Just because you have been on a specific road several times in the past does not mean that you are now free to stop reading the road signs. They change from time to time. A two-way street can become a one-way street. A place where it was legal to park yesterday may have become a no parking zone today. Speed limits may change, new schools may be built and new stop signs may be erected. If you’re lucky you may even notice a new sign advising you that new signs are now in effect!
Information signs are those that give you information that you need to know for your own or someone else’s safety or well being. These can include signs that tell you the name of the street you’re driving on or the number of the Highway. They also include exit signs as well as those signs that tell you whether you can get gas at the next exit. Other signs will tell you the name of the city or town you are approaching and some might even tell you what the current population of some small town is when everyone is home.

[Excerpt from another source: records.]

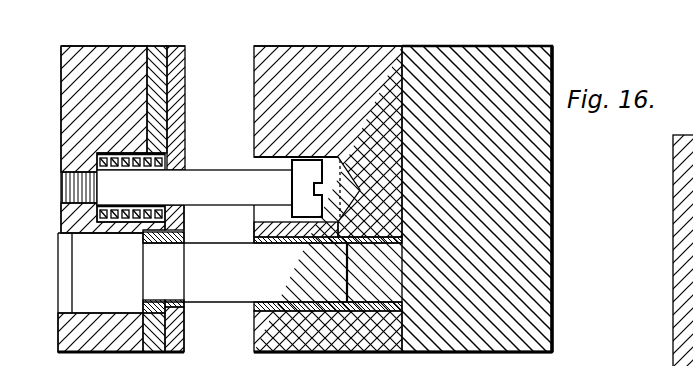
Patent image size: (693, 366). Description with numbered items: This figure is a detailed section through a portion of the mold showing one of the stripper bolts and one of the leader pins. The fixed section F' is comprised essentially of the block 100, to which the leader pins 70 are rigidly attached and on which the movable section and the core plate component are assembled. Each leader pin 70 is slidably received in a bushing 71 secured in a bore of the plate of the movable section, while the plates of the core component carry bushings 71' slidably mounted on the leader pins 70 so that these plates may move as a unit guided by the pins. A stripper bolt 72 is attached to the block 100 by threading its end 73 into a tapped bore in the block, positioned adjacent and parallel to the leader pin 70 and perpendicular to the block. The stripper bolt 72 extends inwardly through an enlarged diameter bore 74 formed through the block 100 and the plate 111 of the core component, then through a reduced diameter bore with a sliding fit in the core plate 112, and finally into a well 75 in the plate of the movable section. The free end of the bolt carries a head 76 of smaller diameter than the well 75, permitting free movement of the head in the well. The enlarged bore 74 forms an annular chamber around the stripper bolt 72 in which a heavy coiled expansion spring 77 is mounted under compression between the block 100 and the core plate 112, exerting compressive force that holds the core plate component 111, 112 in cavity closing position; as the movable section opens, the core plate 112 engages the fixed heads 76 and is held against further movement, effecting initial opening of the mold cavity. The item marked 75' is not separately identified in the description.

The block 100 is at (62, 165).
The fixed section F' is at (42, 139).
The threaded end 73 is at (62, 192).
The plate 111 is at (157, 54).
The core plate 112 is at (176, 56).
The enlarged diameter bore 74 is at (132, 155).
The coiled expansion spring 77 is at (150, 157).
The well 75 is at (154, 218).
The packing ring 75' is at (312, 144).
The stripper bolt 72 is at (188, 183).
The head 76 is at (303, 205).
The bushing 71' is at (121, 292).
The leader pin 70 is at (240, 283).
The bushing 71 is at (309, 327).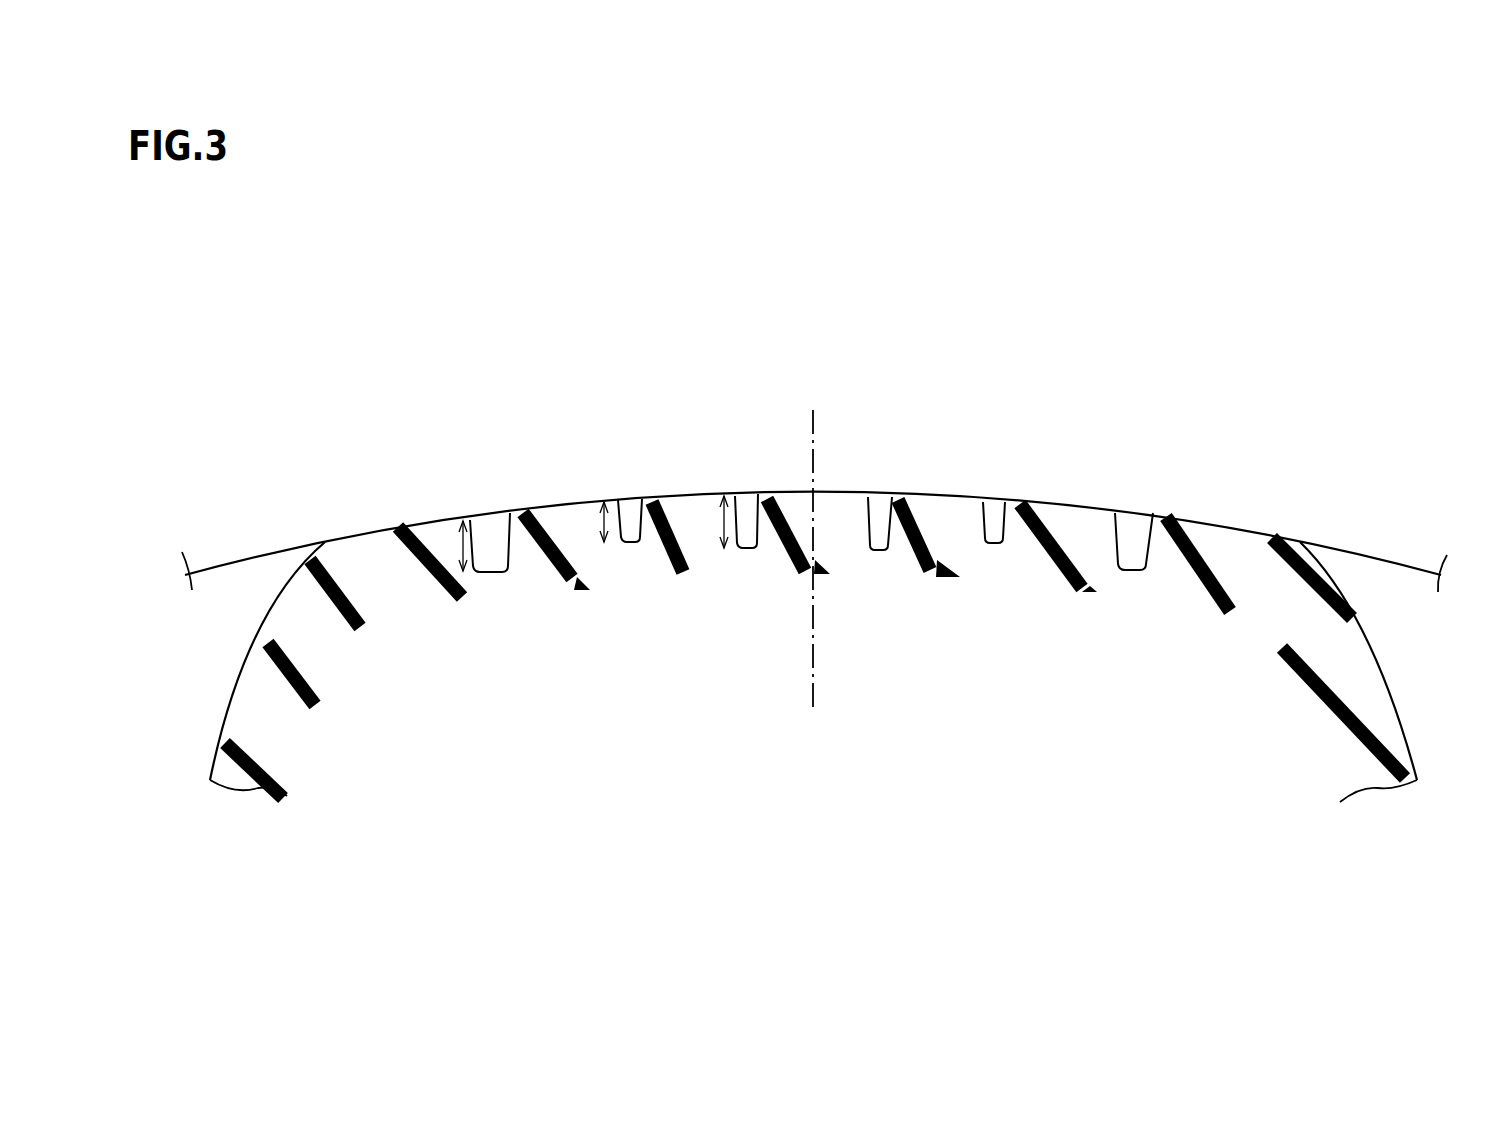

Another set of information signs, are those that try to impart a message alerting you to specific danger in the vicinity. One sign that you see very often is a picture of a moose or deer indicating that these animals tend to cross the road in that area.
I’ve often wondered if the animal reads the signs and therefore knows just where to cross. What happens if you come upon a moose that can’t read? What if the deer does not want to cross at the deer crossing? (I know, your wildlife specialist will tell me that surveys have been done noting where animals tend to cross the road and the signs are put up afterwards. But what happens if a new generation of moose or deer decide to ignore the old ways of their ancestors and set up brand-new places to cross the road?)
The province of Quebec has come up with a new sign which is really quite impressive. The sign depicts a regular moose crossing sign. However the place where there is usually a drawing of a moose is empty. The picture of the moose appears on another part of the panel and the caption reads “sometimes the moose is not only on the sign. Watch where you are going.” While humorous, this sign does an excellent job of getting the message across.
Another information sign that we often see is one that reads “Caution: children playing”. The province of Quebec has now put up a few other signs that drive the message home. They show a drawing of an injured child with a caption that reads “Be careful with our children”. Poignant, eye-catching and well done, this sign gives you something to think about.